2/20/20

How to Fight the Positive Feelings about an Eating Disorder


Unlike most psychiatric disorders, eating disorders become a comfort and source of pride to many people. Patients feel sick and miserable when trapped in their eating disorder yet often feel a sense of accomplishment from the idea of mastery of food and weight or pleasure in how they eat. Moreover, they often get a sense of relief and comfort from their symptoms that can be hard to replace.
A strong emotional attachment to an illness is unusual. It’s to be expected that almost always people want to get better from their illness. The ambivalence and identification with eating disorders makes them unique among mental illnesses.

Successful treatment cannot solely focus on managing symptoms and finding new ways to cope with stresses in life. Creating new eating patterns and countering the thoughts of an eating disorder also remain central. However, even these goals may only lead to temporary recovery. Something else needs to create enough motivation to fight against an illness so wrapped up in one’s pleasure and identity.

The last piece of recovery is finding an anchor in the real world. Specifically, someone with an eating disorder needs to identify at least as strongly and maybe more strongly with a desire or goal in their life outside the illness. This goal needs to be impossible to achieve while the eating disorder is dominant.
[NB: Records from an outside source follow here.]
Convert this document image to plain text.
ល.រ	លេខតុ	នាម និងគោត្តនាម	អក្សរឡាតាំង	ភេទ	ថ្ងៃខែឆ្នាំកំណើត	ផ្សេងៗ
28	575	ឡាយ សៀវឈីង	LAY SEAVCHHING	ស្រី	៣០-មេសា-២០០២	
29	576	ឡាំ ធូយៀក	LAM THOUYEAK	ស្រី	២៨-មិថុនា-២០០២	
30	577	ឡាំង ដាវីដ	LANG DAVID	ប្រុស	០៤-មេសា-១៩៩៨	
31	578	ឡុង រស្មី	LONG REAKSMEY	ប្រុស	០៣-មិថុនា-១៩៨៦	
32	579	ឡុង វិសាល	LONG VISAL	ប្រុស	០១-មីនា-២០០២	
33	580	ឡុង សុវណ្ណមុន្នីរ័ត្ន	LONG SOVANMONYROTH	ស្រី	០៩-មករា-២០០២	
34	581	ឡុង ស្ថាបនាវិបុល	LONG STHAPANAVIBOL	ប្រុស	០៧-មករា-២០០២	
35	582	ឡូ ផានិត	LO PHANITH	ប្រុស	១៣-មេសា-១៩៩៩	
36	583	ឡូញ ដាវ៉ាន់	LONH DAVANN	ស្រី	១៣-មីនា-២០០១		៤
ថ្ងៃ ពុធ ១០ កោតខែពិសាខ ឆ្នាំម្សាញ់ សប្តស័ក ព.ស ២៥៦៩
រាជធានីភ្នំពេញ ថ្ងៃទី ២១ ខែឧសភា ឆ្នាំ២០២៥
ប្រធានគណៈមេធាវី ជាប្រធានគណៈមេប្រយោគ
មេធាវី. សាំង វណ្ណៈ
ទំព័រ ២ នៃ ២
The conflict between this goal and the eating disorder forces the person to choose between life and the illness. Instead of arguing with a therapist about getting better, the conflict is now internal.

The external goal can be having a family, maintaining an intimate relationship, being physically well enough to achieve a goal or raising children. The goal must be of supreme importance to the person and driven solely by their own needs.

No therapist can help a person find these goals; however, a therapist can identify and reinforce that this goal really is important. The eating disorder thoughts can be so demoralizing and render the patient helpless, but support to remember the goals are achievable will make this conflict feel very real.

The other aspects of recovery are still just as important. However, internalizing the conflict by having real goals in life that cannot exist with the eating disorder opens the door to fill recovery.